CB – Este é justamente um dos grandes desafios: ter dados numéricos sobre uma doença “invisível”. Segundo um representante do programa nacional que esteve conosco, foi feito um mapa da doença no qual algumas características foram identificadas: a prevalência da doença em regiões próximas de rios, a ocorrência em ambos os sexos e em pessoas de todas as idades, embora 60% dos casos atendidos sejam de crianças com menos de 15 anos, e a incidência de 90% das lesões em membros, sendo 60% delas nos inferiores.
 
Além de Camarões, a doença ocorre em outros países?
CB – Já há registros da doença em mais de 30 países em diferentes continentes, mas o local de importante prevalência é o oeste da África.
 
Como essa experiência afetou sua vida profissional e pessoal?
CB – Sendo médica e, principalmente, de MSF, trabalho constantemente com doenças negligenciadas, as tais doenças “invisíveis” que são algozes de populações de baixa renda. Mas estar ali, presenciando os danos causados pela doença ainda me choca, gerando uma enorme sensação de impotência. Como é possível que não haja interesse e esforços em destinar recursos para o desenvolvimento de tratamentos simples, diagnósticos rápidos, quando tanto se faz em termos de avanços na medicina? Mas, ao mesmo tempo em que a situação causa revolta, ela reafirma meus ideias e a importância do trabalho de MSF. Voltei, como a médica e a pessoa Carolina, querendo dar voz a essa doença.
 
Como foi sua decisão de entrar para MSF e qual foi o impacto desse rumo na sua vida?

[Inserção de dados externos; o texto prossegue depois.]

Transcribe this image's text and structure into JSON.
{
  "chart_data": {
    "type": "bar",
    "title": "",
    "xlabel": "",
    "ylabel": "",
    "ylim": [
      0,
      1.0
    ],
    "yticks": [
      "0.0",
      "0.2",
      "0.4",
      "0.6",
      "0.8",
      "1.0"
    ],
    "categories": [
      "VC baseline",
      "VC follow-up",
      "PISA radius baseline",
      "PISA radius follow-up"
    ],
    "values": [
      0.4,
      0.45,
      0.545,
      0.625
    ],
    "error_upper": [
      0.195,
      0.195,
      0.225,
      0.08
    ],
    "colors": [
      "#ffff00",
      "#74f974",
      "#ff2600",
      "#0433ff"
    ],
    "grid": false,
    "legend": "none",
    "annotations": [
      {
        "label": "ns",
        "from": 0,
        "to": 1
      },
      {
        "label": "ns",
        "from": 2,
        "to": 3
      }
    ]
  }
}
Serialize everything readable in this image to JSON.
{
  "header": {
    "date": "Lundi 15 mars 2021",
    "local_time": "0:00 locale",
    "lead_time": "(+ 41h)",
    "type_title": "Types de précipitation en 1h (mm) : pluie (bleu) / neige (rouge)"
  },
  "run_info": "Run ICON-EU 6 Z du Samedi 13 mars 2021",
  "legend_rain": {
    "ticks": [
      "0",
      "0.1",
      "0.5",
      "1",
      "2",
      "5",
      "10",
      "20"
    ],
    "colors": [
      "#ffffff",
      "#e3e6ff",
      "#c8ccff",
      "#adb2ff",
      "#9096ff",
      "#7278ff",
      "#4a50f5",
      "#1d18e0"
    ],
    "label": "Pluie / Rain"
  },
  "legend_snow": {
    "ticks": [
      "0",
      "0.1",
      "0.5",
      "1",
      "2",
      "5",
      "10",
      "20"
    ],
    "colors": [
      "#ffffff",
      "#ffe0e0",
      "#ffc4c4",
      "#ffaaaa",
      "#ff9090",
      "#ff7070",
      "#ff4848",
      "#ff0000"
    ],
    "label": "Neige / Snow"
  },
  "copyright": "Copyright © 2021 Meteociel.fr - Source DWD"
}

CB – Sempre soube que queria trabalhar em Médicos Sem Fronteiras. Quando eu tinha uns 18 anos, guardei uma matéria sobre a organização que saiu numa revista e ficava pensando: “é isso que eu quero ser”. Fui adaptando minha formação para corresponder às necessidades de MSF e entrei de cabeça. Pessoalmente, a escolha é um tanto solitária, porque demanda viajar muito. Mas, ao mesmo tempo, a intensidade das experiências compartilhadas em situações extremas nos faz estabelecer vínculos muito fortes com as pessoas. É como se hoje eu tivesse uma enorme família sem fronteiras. E com os nossos, a gente sempre dá um jeito de se comunicar, de manter os laços. A era da internet e das redes sociais está aí para isso, não é?
 
Em breve, Carolina vai ter mais histórias para contar: para avaliar os programas de tratamento de calazar e da doença do sono, ela vai viajar para o Sudão e para a República Democrática do Congo ainda este ano.